Savage in Love

Past posts on poetry have been naked cheating on my part.  In all cases, they have been poems I know well, and have known for years.  Now, I have a slightly new system, and challenge for myself.  From time to time, I’m going to open an anthology of poetry at random, find a poem I haven’t read before (and which is short enough to quote in its entirety) and write on it.

The first contender is by Walter Savage Landor, and takes its name from the first line:

Past ruined Ilion Helen lives,
Alcestis rises from the shades;
Verse calls them forth; ’tis verse that gives
Immortal youth to mortal maids:

Soon shall Oblivion’s deepening veil
Hide all the peopled hills you see,
The gay, the proud, while lovers hail
In distant ages you and me.

The tear for fading beauty check,
For passing glory cease to sigh;
One form shall rise above the wreck,
One name, Ianthe, shall not die.

‘Ianthe’ was Landor’s pet-name for Sophia Jane Smith (later the Countess de Morlandé), with whom Landor had a long affair.  I’m no biographer, but I think it’s a safe bet that sexual frustration wasn’t one of Landor’s problems after Sophia read this poem.

Isn’t the tetrameter of this set of three quatrains delightfully terse and muscular?  You can see it flexing – sure of itself, alive with a sense of its own power.  That’s not a bad trick to pull off with tetrameter: our old friend R F Brewer warns us that this is an ‘octosyllabic measure, witch is of dangerously easy construction, and very apt to degenerate into sing-song’.  It’s far from being sing-song here.  And if you fudge through ‘Oblivion’s deepening’ is completely consistent all the way.

Landor reprises a rather common theme of love poetry here: the idea that the poet has the power to grant his beloved eternal life.  Shakespeare liked this trick too, and used it most famously in his eighteenth sonnet (‘But thy eternal summer shall not fade/Nor lose possession of that fair thou ow’st/Nor shall death brag thou wander’st in his shade/When in eternal lines to time thou grow’st’), and you have to admit it’s not a bad little compliment.
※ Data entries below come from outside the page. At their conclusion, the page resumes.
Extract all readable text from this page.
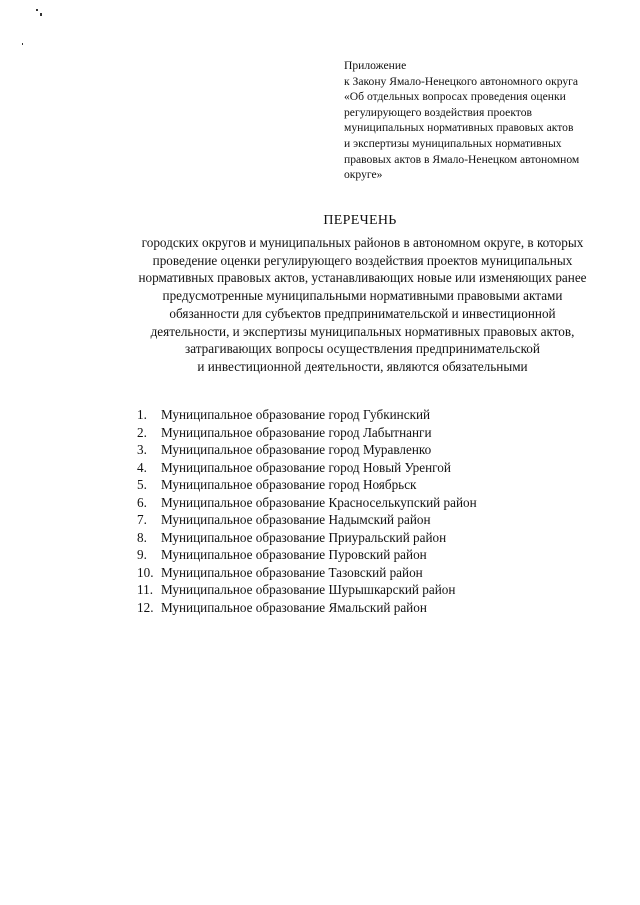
Приложение
к Закону Ямало-Ненецкого автономного округа
«Об отдельных вопросах проведения оценки
регулирующего воздействия проектов
муниципальных нормативных правовых актов
и экспертизы муниципальных нормативных
правовых актов в Ямало-Ненецком автономном
округе»
ПЕРЕЧЕНЬ
городских округов и муниципальных районов в автономном округе, в которых
проведение оценки регулирующего воздействия проектов муниципальных
нормативных правовых актов, устанавливающих новые или изменяющих ранее
предусмотренные муниципальными нормативными правовыми актами
обязанности для субъектов предпринимательской и инвестиционной
деятельности, и экспертизы муниципальных нормативных правовых актов,
затрагивающих вопросы осуществления предпринимательской
и инвестиционной деятельности, являются обязательными
1.	Муниципальное образование город Губкинский
2.	Муниципальное образование город Лабытнанги
3.	Муниципальное образование город Муравленко
4.	Муниципальное образование город Новый Уренгой
5.	Муниципальное образование город Ноябрьск
6.	Муниципальное образование Красноселькупский район
7.	Муниципальное образование Надымский район
8.	Муниципальное образование Приуральский район
9.	Муниципальное образование Пуровский район
10. Муниципальное образование Тазовский район
11. Муниципальное образование Шурышкарский район
12. Муниципальное образование Ямальский район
Ancient Greek allusions are everywhere in this poem: Helen of Troy (the Latin name for Troy is Ilium) celebrated as the most beautiful woman who ever lived; Aclestes (who sacrificed herself for her husband and was rescued from the underworld by Hercules) and finally Ianthe.  Ianthe was a girl who was so beautiful and beloved of the gods that they caused purple flowers to surround her grave.

Tell me that the Helen and Ianthe references wouldn’t loosen the knickers of any woman with a classical education.

The second stanza is my favourite, I think.  I love ‘Soon shall Oblivion’s deepening veil/Hide all the peopled hills you see’.  Stunning.  I’m a fan of the neat alliteration in the second line and sibilance holding the first and final words together.

Why doesn’t anyone ever write poetry like this about me?